Power converters are an essential component of many electrical systems, from a smartphone or electric car to the electric grid. These devices flip current from AC to DC or DC to AC, modulate electric frequency, stabilize voltages, and generally make sure electricity is in a form usable by our electronics.
One of the problems is, the capacitors in the analog versions of these essential components are quite bulky, sometimes taking up 40 to 50 percent of the converter volume. That’s why Mahima Gupta, who joined the University of Wisconsin-Madison Department of Electrical and Computer Engineering as an assistant professor in June 2024, is designing new types of small, high-density semiconductor-based power converters to more efficiently power the next generation of electric devices. Ranging from just a few kilowatts to many megawatts, the new converters could accelerate integration of solar and wind farms, microgrids, electric cars and other electrified transportation systems.
“My work is mostly theoretical devising new converter circuits and using advanced modeling approaches, asking what can be done to make power converters really, really small and efficient,” she says. “I also work in integration of power semiconductor devices into circuits and look at the modulation and control for new circuit topologies. I’ve also been doing research in overcoming the challenges of wide bandgap devices due to high electromagnetic noise at the noise source which is the device itself.”
During her sophomore year as an undergraduate at the Birla Institute of Technology and Science-Pilani in India, Gupta signed on for a three-month internship at a nuclear power plant. There, with the help of a mentor, she explored the plant’s incredibly complex electrical system, with layers of backups, generators and transformers. “Seeing the vastness and the scale of the systems was quite motivating,” she says.
She dedicated the rest of her undergraduate career to power systems, electrical machines and power electronics.
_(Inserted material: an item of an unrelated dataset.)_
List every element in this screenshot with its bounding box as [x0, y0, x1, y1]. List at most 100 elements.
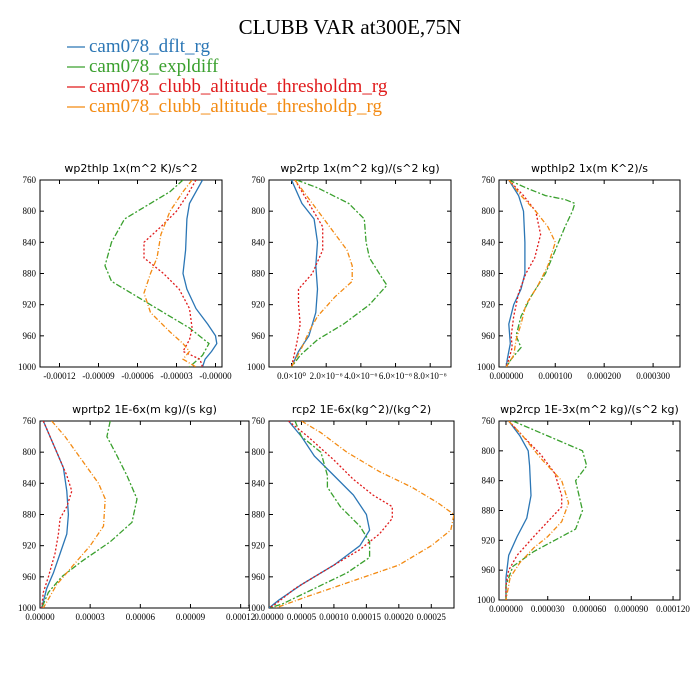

That interest led her to UW-Madison and the Wisconsin Electric Machines and Power Electronics Consortium (WEMPEC) research group for her graduate work. At UW-Madison, advised by ECE Professor and WEMPEC Director Giri Venkataramanan, Gupta began her research into power converters.
After earning her PhD, she spent a year at Ford Motor Company, working on electric vehicles as part of the research and advanced engineering group, designing electrified powertrain systems. In 2020, Gupta joined Portland State University in Oregon as an assistant professor.
UW-Madison, Gupta says, is an ideal place to pursue her research. As the world electrifies, there’s a need for power converters that can operate at the gigawatt level. “With the development of clean energy solutions and the integration of renewable energy applications, there are lots of interesting design challenges coming up for the power electronics community,” she says. “What I’m hoping to do at UW-Madison is to look more holistically at addressing the challenges of power electronics, from materials and devices to packaging, thermals, layout circuits, control systems, computing and systems. More like a full-stack approach.”
Madison, she says, has the facilities, resources and researchers to support this type of full-stack research. “Obviously, not one person can do this all. Collaboration is the key to what I’m envisioning, and there is an excellent group of researchers at UW-Madison,” she says. “I’m very excited and look forward to the next steps in collaborative research.”
Gupta also says the university’s industry connections and the Wisconsin Alumni Research Foundation, which helps patent and commercialize innovations, will aid in growing her research.
PhD student Araz Saleki also will be joining Gupta at UW-Madison. Saleki is working on a National Science Foundation-funded project to design very-high-density and efficient power converters for integration of battery energy storage systems into the electric grid.
Gupta says she’s happy to return to Madison, where she spent six years pursuing her PhD. “I’m not looking forward to the cold,” she says. “But I love Madison. The ability to do cross-cutting research is what appeals to me most, along with the community at work and otherwise.”